Second, we must also assume that the Indians, who lived in a land filled with elephants, somehow could not tell the difference between an elephant’s trunk and a hose, this despite the fact that tubes of various sorts were well-known, if from no other source than from the entrails of animals. Additionally, they somehow were unable to see the difference between a helmet and an elephant’s head, seeing large ears and tusks (!) where there apparently were none.
The god Ganesha first appears in Hindu iconography in the fourth century CE. The earliest most scholars place Ganesha would be the second century CE, when the first elephant-headed yakṣa (minor nature spirit), not yet a god, is seen, though (as we shall see), there is some evidence for an earlier form. The elephant-headed goddess Vinayaki was known from perhaps as early as the first century BCE, and a possibly unrelated elephant-headed god can be seen in iconography of the second century BCE. There is no evidence of elephant-headed iconography prior to this time; therefore, if the Indians created the god after viewing the aliens, the “aliens” must have been here no later than 200 BCE.
This was after the Classical Age of Greece, after the time of Alexander the Great, and a period well documented in the records of Greece and China; it was also a period in which Greeks had trade relationships with and actually visited India.
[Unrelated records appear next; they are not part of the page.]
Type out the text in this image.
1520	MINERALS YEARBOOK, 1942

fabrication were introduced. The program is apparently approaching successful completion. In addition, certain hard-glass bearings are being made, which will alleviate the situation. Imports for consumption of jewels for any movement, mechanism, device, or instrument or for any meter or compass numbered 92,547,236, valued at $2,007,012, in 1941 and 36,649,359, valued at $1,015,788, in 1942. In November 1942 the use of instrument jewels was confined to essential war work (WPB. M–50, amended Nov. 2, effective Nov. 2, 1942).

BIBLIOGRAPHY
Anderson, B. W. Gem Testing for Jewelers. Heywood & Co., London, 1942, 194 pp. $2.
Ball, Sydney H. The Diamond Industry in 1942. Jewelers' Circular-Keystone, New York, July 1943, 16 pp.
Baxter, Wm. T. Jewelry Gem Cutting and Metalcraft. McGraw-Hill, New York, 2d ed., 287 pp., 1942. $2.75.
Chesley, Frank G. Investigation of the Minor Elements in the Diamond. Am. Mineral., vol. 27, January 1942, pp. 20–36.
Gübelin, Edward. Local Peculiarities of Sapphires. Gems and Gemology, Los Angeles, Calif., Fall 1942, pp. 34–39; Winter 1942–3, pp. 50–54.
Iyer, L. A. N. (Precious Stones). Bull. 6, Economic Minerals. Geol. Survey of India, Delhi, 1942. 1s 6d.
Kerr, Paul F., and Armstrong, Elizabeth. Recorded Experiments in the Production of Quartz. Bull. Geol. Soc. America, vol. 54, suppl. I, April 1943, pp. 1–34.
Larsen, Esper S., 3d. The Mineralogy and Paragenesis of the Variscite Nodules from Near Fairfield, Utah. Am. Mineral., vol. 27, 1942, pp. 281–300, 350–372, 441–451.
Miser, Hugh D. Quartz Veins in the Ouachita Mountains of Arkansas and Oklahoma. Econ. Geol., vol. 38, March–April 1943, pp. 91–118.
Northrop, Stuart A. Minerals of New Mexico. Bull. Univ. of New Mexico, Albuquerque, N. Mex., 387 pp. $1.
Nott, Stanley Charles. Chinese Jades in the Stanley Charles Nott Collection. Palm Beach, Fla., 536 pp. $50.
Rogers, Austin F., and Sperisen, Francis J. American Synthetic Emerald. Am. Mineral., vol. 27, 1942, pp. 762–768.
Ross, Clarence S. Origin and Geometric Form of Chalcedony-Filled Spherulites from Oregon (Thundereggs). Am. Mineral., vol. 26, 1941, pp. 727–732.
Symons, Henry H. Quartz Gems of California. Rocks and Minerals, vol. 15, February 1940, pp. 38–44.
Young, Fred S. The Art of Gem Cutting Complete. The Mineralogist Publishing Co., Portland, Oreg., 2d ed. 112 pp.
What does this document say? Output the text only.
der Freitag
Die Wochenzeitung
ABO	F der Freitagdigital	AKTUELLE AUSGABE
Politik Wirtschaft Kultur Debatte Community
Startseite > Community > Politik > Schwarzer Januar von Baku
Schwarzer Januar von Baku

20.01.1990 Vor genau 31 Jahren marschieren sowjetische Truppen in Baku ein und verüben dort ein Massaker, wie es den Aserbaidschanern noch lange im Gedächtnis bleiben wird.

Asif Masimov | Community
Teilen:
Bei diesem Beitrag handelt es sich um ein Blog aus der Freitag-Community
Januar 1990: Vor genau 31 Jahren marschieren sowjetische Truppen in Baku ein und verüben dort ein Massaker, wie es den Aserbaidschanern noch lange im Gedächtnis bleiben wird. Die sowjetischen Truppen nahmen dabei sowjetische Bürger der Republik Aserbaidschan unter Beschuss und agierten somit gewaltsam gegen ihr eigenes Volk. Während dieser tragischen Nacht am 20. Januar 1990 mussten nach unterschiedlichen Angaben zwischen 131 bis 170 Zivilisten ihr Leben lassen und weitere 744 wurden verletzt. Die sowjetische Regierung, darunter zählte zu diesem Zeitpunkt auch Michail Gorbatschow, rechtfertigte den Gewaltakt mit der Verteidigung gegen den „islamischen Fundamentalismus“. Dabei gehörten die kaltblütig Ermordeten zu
Certainly the “aliens” hadn’t been there in c. 400 BCE when Ctesias of Cnidus visited Persia and recorded their information about India, which lacked any mention of aliens. Certainly they hadn’t been there in 300 BCE when Megasthenes visited India in person and wrote an account of the people and their gods with no mention of extraterrestrials and their oxygen masks. So, that means the "aliens" had to arrive between 300 BCE and 200 BCE.
None of the Greeks or the Romans who visited India (or those who lived there) thought to make any mention of mysterious space travelers with hoses for noses wandering about the countryside.
Nor would they. The elephant-headed god very clearly derives from earlier, fully-elephantine iconography that dates back to the time of the Indus Valley civilization. The elephant had long been sacred to the Vedic and Hindu faiths, and it is no leap of logic to see the sacred animal have his head placed upon a god’s—especially a nature-spirit’s—body. This can clearly be seen at Kapisa (formerly the Greco-Indian Alexandria), where a fully-elephant god was worshiped as the presiding spirit of the mountain. On a coin made just after the “aliens” came, around 170 BCE, for the Indo-Greek king Eukratides Zeus (the god of mountains) is seen seated on a throne, from which peaks the head of an elephant. Other Indo-Greek rulers also used the head of an elephant as a synecdoche for the entire elephant god, sometimes depicting just the elephant’s head as the entire god, as on the coin of Demetrius. From there, under Greek influence, anthropomorphic Greek deity of the mountain and indigenous animal god of the mountain merged, forming an elephant-headed god. This is proved by a very late Indo-Greek coin showing a man with an elephant’s head, possibly the first Ganesha, or if not certainly some other god with the same form. (See M. K. Dhavalikar’s “Antiquity of Ganesha: The Numismatic Evidence” and “Ganesha: Myth and Reality” in Ganesh: Studies of an Asian God.)